Observen la respuesta de Ezra. Rasgó su vestido, se arrancó cabello de la cabeza y de la barba, y se sentó atónito hasta el sacrificio de la tarde. Luego se puso de rodillas, extendió sus manos, y oró: "Dios mío, confuso y avergonzado estoy para levantar, oh Dios mío, mi rostro a ti." Observen que se colocó entre los culpables: "nuestras iniquidades se han multiplicado sobre nuestra cabeza." Confesó que Dios los había castigado "menos de lo que merecen nuestras iniquidades", y sin embargo había extendido misericordia ante los ojos de los reyes de Persia, dejándoles un remanente y una "estaca en su lugar santo." Preguntó: "¿Volveremos a quebrantar tus mandamientos?"

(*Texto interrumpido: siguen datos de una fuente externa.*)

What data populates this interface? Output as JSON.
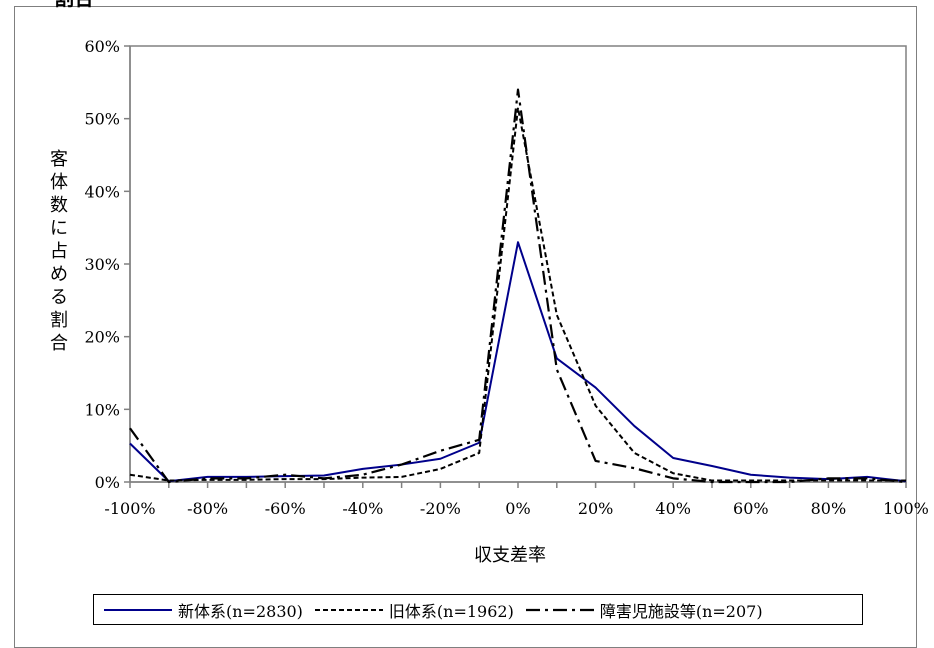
{
  "corner_text": "割合",
  "chart_data": {
    "type": "line",
    "x": [
      -100,
      -90,
      -80,
      -70,
      -60,
      -50,
      -40,
      -30,
      -20,
      -10,
      0,
      10,
      20,
      30,
      40,
      50,
      60,
      70,
      80,
      90,
      100
    ],
    "x_tick_labels": [
      "-100%",
      "-80%",
      "-60%",
      "-40%",
      "-20%",
      "0%",
      "20%",
      "40%",
      "60%",
      "80%",
      "100%"
    ],
    "y_tick_labels": [
      "0%",
      "10%",
      "20%",
      "30%",
      "40%",
      "50%",
      "60%"
    ],
    "xlim": [
      -100,
      100
    ],
    "ylim": [
      0,
      60
    ],
    "xlabel": "収支差率",
    "ylabel": "客体数に占める割合",
    "grid": false,
    "legend_position": "bottom",
    "series": [
      {
        "name": "新体系(n=2830)",
        "color": "#00008b",
        "dash": "solid",
        "values": [
          5.3,
          0.1,
          0.7,
          0.7,
          0.8,
          0.9,
          1.8,
          2.4,
          3.2,
          5.4,
          33.0,
          17.0,
          13.0,
          7.7,
          3.3,
          2.2,
          1.0,
          0.6,
          0.4,
          0.7,
          0.1
        ]
      },
      {
        "name": "旧体系(n=1962)",
        "color": "#000000",
        "dash": "dashed",
        "values": [
          1.0,
          0.2,
          0.3,
          0.3,
          0.4,
          0.4,
          0.6,
          0.7,
          1.8,
          4.0,
          51.5,
          23.0,
          10.5,
          4.0,
          1.2,
          0.2,
          0.2,
          0.2,
          0.2,
          0.2,
          0.2
        ]
      },
      {
        "name": "障害児施設等(n=207)",
        "color": "#000000",
        "dash": "dashdot",
        "values": [
          7.4,
          0.0,
          0.5,
          0.5,
          1.0,
          0.5,
          1.0,
          2.4,
          4.3,
          5.8,
          54.0,
          15.5,
          2.9,
          1.9,
          0.5,
          0.0,
          0.0,
          0.0,
          0.5,
          0.5,
          0.0
        ]
      }
    ]
  }
}
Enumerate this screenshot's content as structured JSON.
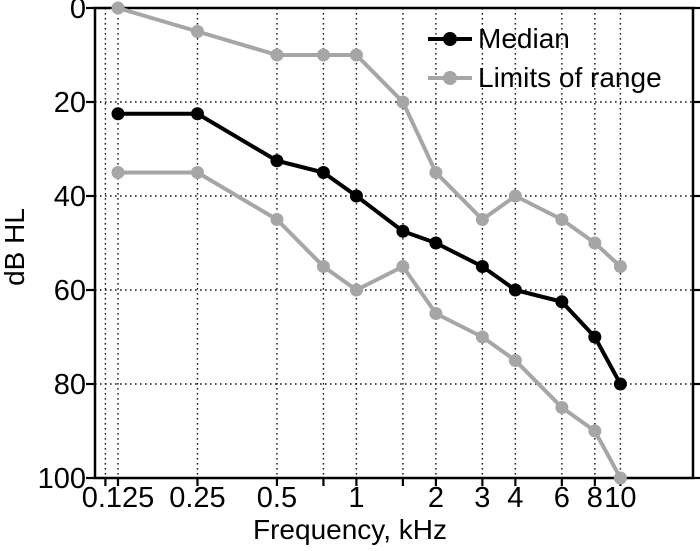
{
  "chart_data": {
    "type": "line",
    "title": "",
    "xlabel": "Frequency, kHz",
    "ylabel": "dB HL",
    "x_scale": "log",
    "y_inverted": true,
    "grid": true,
    "xlim": [
      0.102,
      18.8
    ],
    "ylim": [
      0,
      100
    ],
    "x": [
      0.125,
      0.25,
      0.5,
      0.75,
      1,
      1.5,
      2,
      3,
      4,
      6,
      8,
      10
    ],
    "series": [
      {
        "name": "Median",
        "color": "#000000",
        "values": [
          22.5,
          22.5,
          32.5,
          35,
          40,
          47.5,
          50,
          55,
          60,
          62.5,
          70,
          80
        ]
      },
      {
        "name": "Limits of range",
        "role": "upper-limit",
        "color": "#a6a6a6",
        "values": [
          0,
          5,
          10,
          10,
          10,
          20,
          35,
          45,
          40,
          45,
          50,
          55
        ]
      },
      {
        "name": "Limits of range",
        "role": "lower-limit",
        "color": "#a6a6a6",
        "values": [
          35,
          35,
          45,
          55,
          60,
          55,
          65,
          70,
          75,
          85,
          90,
          100
        ]
      }
    ],
    "x_ticks": {
      "values": [
        0.125,
        0.25,
        0.5,
        1,
        2,
        3,
        4,
        6,
        8,
        10
      ],
      "labels": [
        "0.125",
        "0.25",
        "0.5",
        "1",
        "2",
        "3",
        "4",
        "6",
        "8",
        "10"
      ]
    },
    "x_gridlines": [
      0.112,
      0.125,
      0.25,
      0.5,
      0.75,
      1,
      1.5,
      2,
      3,
      4,
      6,
      8,
      10
    ],
    "y_ticks": {
      "values": [
        0,
        20,
        40,
        60,
        80,
        100
      ],
      "labels": [
        "0",
        "20",
        "40",
        "60",
        "80",
        "100"
      ]
    },
    "y_gridlines": [
      20,
      40,
      60,
      80
    ],
    "legend": {
      "position": "top-right",
      "entries": [
        "Median",
        "Limits of range"
      ]
    }
  }
}
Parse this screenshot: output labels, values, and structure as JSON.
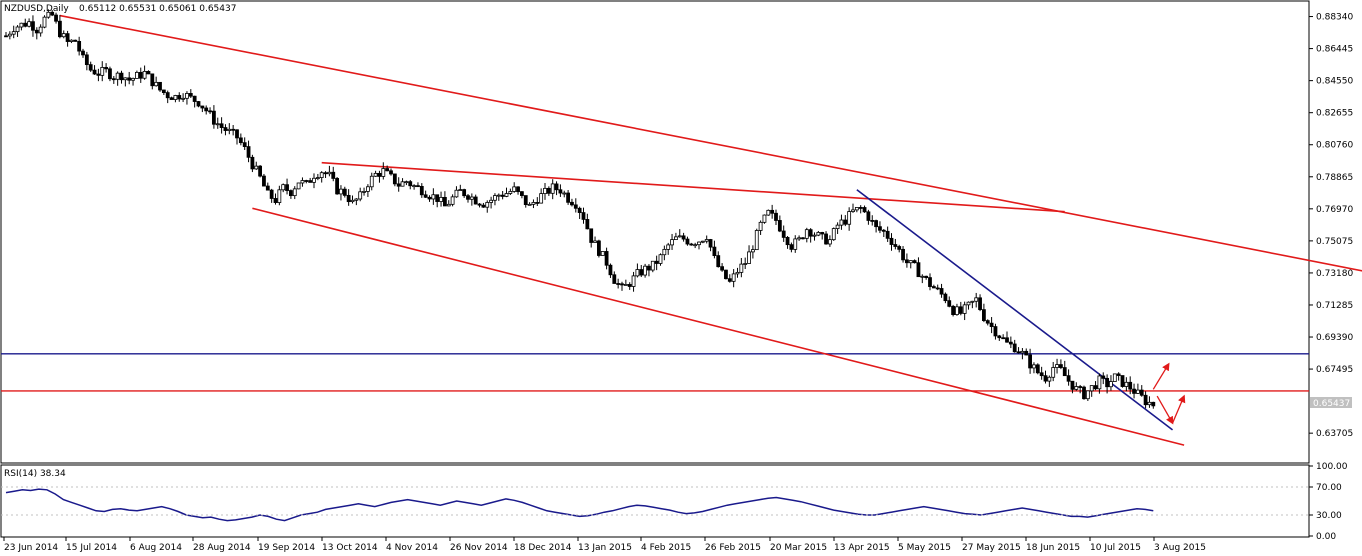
{
  "header": {
    "symbol_label": "NZDUSD,Daily",
    "ohlc_label": "0.65112 0.65531 0.65061 0.65437"
  },
  "colors": {
    "background": "#ffffff",
    "frame": "#000000",
    "candle": "#000000",
    "trend_red": "#e11a1a",
    "trend_blue": "#1a1a8c",
    "rsi_line": "#1a1a8c",
    "price_badge_bg": "#c0c0c0"
  },
  "chart_data": [
    {
      "type": "candlestick",
      "title": "NZDUSD,Daily",
      "ohlc_readout": "0.65112 0.65531 0.65061 0.65437",
      "ylim": [
        0.62,
        0.892
      ],
      "y_ticks": [
        "0.88340",
        "0.86445",
        "0.84550",
        "0.82655",
        "0.80760",
        "0.78865",
        "0.76970",
        "0.75075",
        "0.73180",
        "0.71285",
        "0.69390",
        "0.67495",
        "0.63705"
      ],
      "x_ticks": [
        "23 Jun 2014",
        "15 Jul 2014",
        "6 Aug 2014",
        "28 Aug 2014",
        "19 Sep 2014",
        "13 Oct 2014",
        "4 Nov 2014",
        "26 Nov 2014",
        "18 Dec 2014",
        "13 Jan 2015",
        "4 Feb 2015",
        "26 Feb 2015",
        "20 Mar 2015",
        "13 Apr 2015",
        "5 May 2015",
        "27 May 2015",
        "18 Jun 2015",
        "10 Jul 2015",
        "3 Aug 2015"
      ],
      "current_price": "0.65437",
      "close_path": [
        [
          0,
          0.872
        ],
        [
          2,
          0.877
        ],
        [
          6,
          0.88
        ],
        [
          8,
          0.876
        ],
        [
          10,
          0.882
        ],
        [
          12,
          0.884
        ],
        [
          14,
          0.874
        ],
        [
          16,
          0.868
        ],
        [
          18,
          0.869
        ],
        [
          20,
          0.858
        ],
        [
          22,
          0.852
        ],
        [
          24,
          0.85
        ],
        [
          26,
          0.851
        ],
        [
          28,
          0.848
        ],
        [
          30,
          0.849
        ],
        [
          32,
          0.846
        ],
        [
          34,
          0.848
        ],
        [
          36,
          0.85
        ],
        [
          38,
          0.845
        ],
        [
          40,
          0.84
        ],
        [
          42,
          0.837
        ],
        [
          44,
          0.836
        ],
        [
          46,
          0.838
        ],
        [
          48,
          0.835
        ],
        [
          50,
          0.833
        ],
        [
          52,
          0.828
        ],
        [
          54,
          0.822
        ],
        [
          56,
          0.818
        ],
        [
          58,
          0.815
        ],
        [
          60,
          0.812
        ],
        [
          62,
          0.805
        ],
        [
          64,
          0.796
        ],
        [
          66,
          0.788
        ],
        [
          68,
          0.778
        ],
        [
          70,
          0.775
        ],
        [
          72,
          0.782
        ],
        [
          74,
          0.78
        ],
        [
          76,
          0.786
        ],
        [
          78,
          0.784
        ],
        [
          80,
          0.79
        ],
        [
          82,
          0.792
        ],
        [
          84,
          0.789
        ],
        [
          86,
          0.781
        ],
        [
          88,
          0.779
        ],
        [
          90,
          0.773
        ],
        [
          92,
          0.777
        ],
        [
          94,
          0.785
        ],
        [
          96,
          0.79
        ],
        [
          98,
          0.792
        ],
        [
          100,
          0.788
        ],
        [
          102,
          0.784
        ],
        [
          104,
          0.786
        ],
        [
          106,
          0.783
        ],
        [
          108,
          0.781
        ],
        [
          110,
          0.778
        ],
        [
          112,
          0.776
        ],
        [
          114,
          0.771
        ],
        [
          116,
          0.776
        ],
        [
          118,
          0.78
        ],
        [
          120,
          0.778
        ],
        [
          122,
          0.775
        ],
        [
          124,
          0.773
        ],
        [
          126,
          0.775
        ],
        [
          128,
          0.778
        ],
        [
          130,
          0.779
        ],
        [
          132,
          0.781
        ],
        [
          134,
          0.776
        ],
        [
          136,
          0.771
        ],
        [
          138,
          0.776
        ],
        [
          140,
          0.779
        ],
        [
          142,
          0.782
        ],
        [
          144,
          0.781
        ],
        [
          146,
          0.776
        ],
        [
          148,
          0.773
        ],
        [
          150,
          0.765
        ],
        [
          152,
          0.752
        ],
        [
          154,
          0.745
        ],
        [
          156,
          0.738
        ],
        [
          158,
          0.728
        ],
        [
          160,
          0.722
        ],
        [
          162,
          0.726
        ],
        [
          164,
          0.731
        ],
        [
          166,
          0.734
        ],
        [
          168,
          0.736
        ],
        [
          170,
          0.741
        ],
        [
          172,
          0.748
        ],
        [
          174,
          0.752
        ],
        [
          176,
          0.752
        ],
        [
          178,
          0.75
        ],
        [
          180,
          0.751
        ],
        [
          182,
          0.754
        ],
        [
          184,
          0.74
        ],
        [
          186,
          0.731
        ],
        [
          188,
          0.726
        ],
        [
          190,
          0.733
        ],
        [
          192,
          0.738
        ],
        [
          194,
          0.748
        ],
        [
          196,
          0.76
        ],
        [
          198,
          0.767
        ],
        [
          200,
          0.763
        ],
        [
          202,
          0.755
        ],
        [
          204,
          0.748
        ],
        [
          206,
          0.751
        ],
        [
          208,
          0.758
        ],
        [
          210,
          0.755
        ],
        [
          212,
          0.752
        ],
        [
          214,
          0.751
        ],
        [
          216,
          0.76
        ],
        [
          218,
          0.763
        ],
        [
          220,
          0.768
        ],
        [
          222,
          0.77
        ],
        [
          224,
          0.765
        ],
        [
          226,
          0.758
        ],
        [
          228,
          0.756
        ],
        [
          230,
          0.751
        ],
        [
          232,
          0.745
        ],
        [
          234,
          0.738
        ],
        [
          236,
          0.735
        ],
        [
          238,
          0.73
        ],
        [
          240,
          0.725
        ],
        [
          242,
          0.721
        ],
        [
          244,
          0.717
        ],
        [
          246,
          0.71
        ],
        [
          248,
          0.708
        ],
        [
          250,
          0.712
        ],
        [
          252,
          0.716
        ],
        [
          254,
          0.706
        ],
        [
          256,
          0.7
        ],
        [
          258,
          0.695
        ],
        [
          260,
          0.69
        ],
        [
          262,
          0.688
        ],
        [
          264,
          0.684
        ],
        [
          266,
          0.678
        ],
        [
          268,
          0.673
        ],
        [
          270,
          0.67
        ],
        [
          272,
          0.676
        ],
        [
          274,
          0.674
        ],
        [
          276,
          0.668
        ],
        [
          278,
          0.663
        ],
        [
          280,
          0.66
        ],
        [
          282,
          0.664
        ],
        [
          284,
          0.668
        ],
        [
          286,
          0.666
        ],
        [
          288,
          0.67
        ],
        [
          290,
          0.667
        ],
        [
          292,
          0.664
        ],
        [
          294,
          0.66
        ],
        [
          296,
          0.656
        ],
        [
          298,
          0.654
        ]
      ],
      "trend_lines": [
        {
          "color": "red",
          "from": [
            14,
            0.884
          ],
          "to": [
            377,
            0.722
          ]
        },
        {
          "color": "red",
          "from": [
            82,
            0.797
          ],
          "to": [
            275,
            0.768
          ]
        },
        {
          "color": "red",
          "from": [
            64,
            0.77
          ],
          "to": [
            306,
            0.63
          ]
        },
        {
          "color": "blue",
          "from": [
            221,
            0.781
          ],
          "to": [
            303,
            0.639
          ]
        }
      ],
      "horizontal_lines": [
        {
          "color": "blue",
          "value": 0.684
        },
        {
          "color": "red",
          "value": 0.662
        }
      ],
      "arrows": [
        {
          "color": "red",
          "from": [
            299,
            0.659
          ],
          "to": [
            303,
            0.643
          ]
        },
        {
          "color": "red",
          "from": [
            303,
            0.643
          ],
          "to": [
            306,
            0.659
          ]
        },
        {
          "color": "red",
          "from": [
            298,
            0.663
          ],
          "to": [
            302,
            0.678
          ]
        }
      ]
    },
    {
      "type": "line",
      "title": "RSI(14) 38.34",
      "ylim": [
        0,
        100
      ],
      "y_ticks": [
        "100.00",
        "70.00",
        "30.00",
        "0.00"
      ],
      "values": [
        62,
        64,
        66,
        65,
        67,
        66,
        60,
        52,
        48,
        44,
        40,
        36,
        35,
        38,
        39,
        37,
        36,
        38,
        40,
        42,
        39,
        35,
        30,
        28,
        26,
        27,
        24,
        22,
        23,
        25,
        27,
        30,
        28,
        24,
        22,
        26,
        30,
        32,
        34,
        38,
        40,
        42,
        44,
        46,
        44,
        42,
        45,
        48,
        50,
        52,
        50,
        48,
        46,
        44,
        47,
        50,
        48,
        46,
        44,
        47,
        50,
        53,
        51,
        48,
        44,
        40,
        36,
        34,
        32,
        30,
        28,
        29,
        31,
        34,
        36,
        39,
        42,
        44,
        43,
        41,
        39,
        37,
        34,
        32,
        33,
        35,
        38,
        41,
        44,
        46,
        48,
        50,
        52,
        54,
        55,
        53,
        51,
        49,
        46,
        43,
        40,
        37,
        35,
        33,
        31,
        30,
        30,
        32,
        34,
        36,
        38,
        40,
        42,
        40,
        38,
        36,
        34,
        32,
        31,
        30,
        32,
        34,
        36,
        38,
        40,
        38,
        36,
        34,
        32,
        30,
        28,
        28,
        27,
        29,
        31,
        33,
        35,
        37,
        39,
        38,
        36
      ]
    }
  ]
}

Mientras Ezra oraba, lloraba y se postraba, se reunió una gran congregación de hombres, mujeres y niños, "porque el pueblo lloraba con gran llanto." La contrición de un solo hombre movió a toda la nación. Siguieron su ejemplo, se inclinaron, y dijeron: "Hemos pecado contra nuestro Dios... mas aún hay esperanza para Israel sobre esto." Se comprometieron a apartar a las mujeres extranjeras, haciendo quizás lo más difícil imaginable — separarse de esposas e hijos que habían tomado en desobediencia.
Ahora entiendan: esto no es una prescripción para que abandonemos a un cónyuge incrédulo. El principio es que debemos estar dispuestos a cortar cualquier cosa inmunda que esté adherida a nosotros, tal como Jesús dijo que nuestro amor por las cosas de este mundo debe parecer odio comparado con nuestro amor por Él. El capítulo 10 enumera a los líderes y jefes que habían tomado mujeres extranjeras — y cada uno de ellos estuvo dispuesto a cortar lo que era inmundo. Por eso, la tierra fue reformada y Dios protegió a su pueblo, aunque el muro no se construiría hasta cincuenta años después, como veremos en Nehemías. Construyeron el templo sin protección porque Dios mismo era su protección.
El patrón de restauración en nuestras vidas
El libro de Ezra nos muestra la obra de Dios en la restauración con tanta claridad. Él sacó a su pueblo del cautiverio, tal como nos ha sacado a nosotros del cautiverio del mundo y del pecado a una nueva vida — con tanto tristeza como gozo, la tristeza por los años que se comió la langosta y el gozo de ver a Dios hacer una obra nueva.
Y al entrar en la tierra que Él nos ha dado, lo primero que Él quiere es reestablecer la adoración. Si quieres ver a Dios obrar en tu vida — edificándote, protegiéndote — debes adorar y alabar al Señor. Comienza en el lugar de la adoración, tal como sucedió con Abraham cuando salió de Babilonia. ¿Por qué? Porque en la actitud de adoración y alabanza reconocemos que Dios es más grande que nosotros y merece estar en el trono de nuestras vidas.
Oración final
Dios, te doy gracias por este libro. Te pido que nos ayudes a llevarnos aplicaciones — cosas que podamos tomar a pecho y por las cuales seamos transformados — pues cada uno de nosotros está en este lugar de restauración y reforma, donde tú estás restaurando nuestras vidas a la relación que deseas tener con nosotros y reformándonos para que podamos estar limpios desde dentro. Te agradecemos, Padre, que así como Ezra, al venir ante ti confesando nuestros pecados, tú eres fiel y justo para perdonarnos y limpiarnos de toda injusticia. Ayúdanos a ser como Jerusalén en este tiempo — una ciudad puesta sobre un monte, una ciudad que no tenía muro porque tú la protegías, pero que tenía la adoración del único Dios verdadero. Te agradecemos que tú eres nuestro escudo, nuestro galardón sobremanera grande, y te pedimos que continúes renovándonos y transformándonos. Oramos en el nombre de Jesús. Amén.
Traducción al español asistida por IA. El texto bíblico citado es Reina-Valera 1960 (RVR1960).